Créateur du walkimbgié-rock-music

Un nom étrange et un peu barbare pour une musique qui emprunte à divers styles : Le walla, le kimbwa, le ngiengié et le muntuta sans oublier le hard rock’n’roll. Tata Bouesso est certainement le griot le plus étonnant de sa génération. Guitariste inspiré et allumé comme les virtuoses anglais et américains des seventies tels Jimi Hendrix, Jimmy Page ou Stevie Ray Vaughan, il enflamme un public à priori peu connaisseur mais qui se prend bien vite au jeu et à sa voix éructant des textes de son cru en français comme dans les langues locales.

Approchant la quarantaine, cet universitaire, professeur d’anglais, a un long passé musical. Né Adolphe Bouesso, il se fait "Tata" (papa) pour marquer sa doyenneté auprès de jeunes musiciens émergeant dans le paysage sonore congolais. Il a été connu par le passé sous le nom de Ado Adopez quand il jouait en 83 avec Ben Koulou puis en 84 avec Nzongo Soul, puis Matrix de 91 à 97 du nom son premier groupe personnel dont les membres se sont évaporés dans la nature vaquant à leur propre destin. Il s’est alors fait griot pour garder son indépendance.
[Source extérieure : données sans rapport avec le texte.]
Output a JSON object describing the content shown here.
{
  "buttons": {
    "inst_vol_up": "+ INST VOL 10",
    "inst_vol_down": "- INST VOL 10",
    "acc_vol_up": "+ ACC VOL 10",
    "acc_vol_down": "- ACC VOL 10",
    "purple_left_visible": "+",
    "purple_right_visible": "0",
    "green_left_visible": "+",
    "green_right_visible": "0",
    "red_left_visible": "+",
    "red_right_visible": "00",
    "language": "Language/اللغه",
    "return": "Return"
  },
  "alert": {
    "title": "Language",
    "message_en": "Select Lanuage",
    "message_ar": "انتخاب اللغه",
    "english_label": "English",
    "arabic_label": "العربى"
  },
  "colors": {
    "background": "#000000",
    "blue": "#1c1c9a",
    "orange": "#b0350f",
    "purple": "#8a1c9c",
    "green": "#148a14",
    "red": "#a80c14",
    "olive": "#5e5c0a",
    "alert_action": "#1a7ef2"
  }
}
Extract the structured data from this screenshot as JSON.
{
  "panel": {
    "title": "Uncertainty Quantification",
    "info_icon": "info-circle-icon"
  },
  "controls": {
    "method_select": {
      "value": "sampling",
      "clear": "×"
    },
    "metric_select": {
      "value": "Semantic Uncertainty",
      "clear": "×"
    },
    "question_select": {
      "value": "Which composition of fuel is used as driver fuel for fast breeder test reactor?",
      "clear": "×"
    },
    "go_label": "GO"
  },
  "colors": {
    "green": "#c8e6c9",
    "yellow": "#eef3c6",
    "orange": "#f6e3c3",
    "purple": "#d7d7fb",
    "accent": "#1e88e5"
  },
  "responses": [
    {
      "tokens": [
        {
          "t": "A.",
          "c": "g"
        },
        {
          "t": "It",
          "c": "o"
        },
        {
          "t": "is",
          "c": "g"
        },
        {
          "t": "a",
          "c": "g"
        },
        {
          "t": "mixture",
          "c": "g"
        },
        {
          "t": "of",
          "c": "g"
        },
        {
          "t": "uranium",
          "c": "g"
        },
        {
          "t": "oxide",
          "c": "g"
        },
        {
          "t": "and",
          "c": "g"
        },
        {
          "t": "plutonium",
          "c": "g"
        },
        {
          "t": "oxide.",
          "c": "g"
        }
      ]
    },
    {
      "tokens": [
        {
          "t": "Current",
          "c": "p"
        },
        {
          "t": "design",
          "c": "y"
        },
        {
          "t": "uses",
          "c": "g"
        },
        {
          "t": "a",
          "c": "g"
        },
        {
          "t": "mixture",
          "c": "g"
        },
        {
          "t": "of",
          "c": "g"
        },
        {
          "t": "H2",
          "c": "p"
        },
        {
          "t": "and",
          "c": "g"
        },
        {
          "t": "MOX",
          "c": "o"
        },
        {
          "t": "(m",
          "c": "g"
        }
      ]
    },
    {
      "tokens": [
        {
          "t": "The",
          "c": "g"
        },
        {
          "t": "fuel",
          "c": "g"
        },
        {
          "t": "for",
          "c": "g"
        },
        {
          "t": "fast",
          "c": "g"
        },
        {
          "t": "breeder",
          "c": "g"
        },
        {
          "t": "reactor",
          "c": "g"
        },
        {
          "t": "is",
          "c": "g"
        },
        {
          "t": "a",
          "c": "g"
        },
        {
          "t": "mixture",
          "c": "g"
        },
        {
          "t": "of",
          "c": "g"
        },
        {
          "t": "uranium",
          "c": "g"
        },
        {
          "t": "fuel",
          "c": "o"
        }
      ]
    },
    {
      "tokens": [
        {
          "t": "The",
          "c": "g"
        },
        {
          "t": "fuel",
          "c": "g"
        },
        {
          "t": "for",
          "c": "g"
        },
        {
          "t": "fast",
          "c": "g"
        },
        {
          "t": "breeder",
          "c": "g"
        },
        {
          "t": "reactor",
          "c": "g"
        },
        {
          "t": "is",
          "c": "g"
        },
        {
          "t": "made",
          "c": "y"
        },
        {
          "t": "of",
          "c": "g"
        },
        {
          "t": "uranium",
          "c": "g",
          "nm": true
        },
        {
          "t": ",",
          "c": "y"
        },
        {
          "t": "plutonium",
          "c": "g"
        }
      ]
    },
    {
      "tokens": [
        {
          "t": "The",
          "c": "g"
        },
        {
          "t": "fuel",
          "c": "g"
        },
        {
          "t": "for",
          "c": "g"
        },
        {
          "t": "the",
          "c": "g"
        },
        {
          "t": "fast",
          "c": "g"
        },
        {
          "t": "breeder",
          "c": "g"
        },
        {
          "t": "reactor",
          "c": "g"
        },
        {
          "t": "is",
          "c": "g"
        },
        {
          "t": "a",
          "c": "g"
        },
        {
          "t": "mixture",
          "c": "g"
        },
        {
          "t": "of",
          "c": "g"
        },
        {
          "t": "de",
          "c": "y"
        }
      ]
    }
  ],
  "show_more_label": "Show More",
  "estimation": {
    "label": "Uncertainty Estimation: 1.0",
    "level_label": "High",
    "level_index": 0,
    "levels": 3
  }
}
Il se produit dans d’invraisemblables tenues de scène combinant la marinière à son nom et des coiffes de raphia, martyrisant sa guitare pour notre plus grand plaisir. Tata Bouesso ne se départit jamais d’un grand sourire qui vous le rend sympathique au premier contact.

Ya Sanza : Tata Bouesso, je suis fou de ta chanson "Zenguélé-zenguélé" c’est je crois la première que j’ai entendue et je suis resté coincé dessus, que peux tu me dire de ce morceau ?

Tata Bouesso : "Zenguélé-zenguélé" veut dite "incroyable mais vrai", c’est une chanson chantée en lari, elle parle d’une prédiction que personne ne prend au sérieux, mais qui se réalise, et tout le monde regrette de ne pas y avoir cru.

YS : Dans "No mwan’wo", chantée en langue makwa du nord du congo, le rythme est particulièrement enlevé, tu y as mis une intro très rock alors que le reste de la chanson est très africaine c’est très caractéristique de ton style, parle m’en un peu.

TB : Ce rythme là est le tout craché du walkimbgié-rock où vous avez l’impression d’écouter du rock alors que le rythme est foncièrement ancré dans le walla et le ngiengié soutenu par le beat d’une percussion enlevée. Je veux d’ailleurs en profiter pour dire deux mots de Steve Sheridon Loufouki, qui tourne maintenant avec moi depuis six mois et qui s’est très bien adapté au style walkimbgié-rock.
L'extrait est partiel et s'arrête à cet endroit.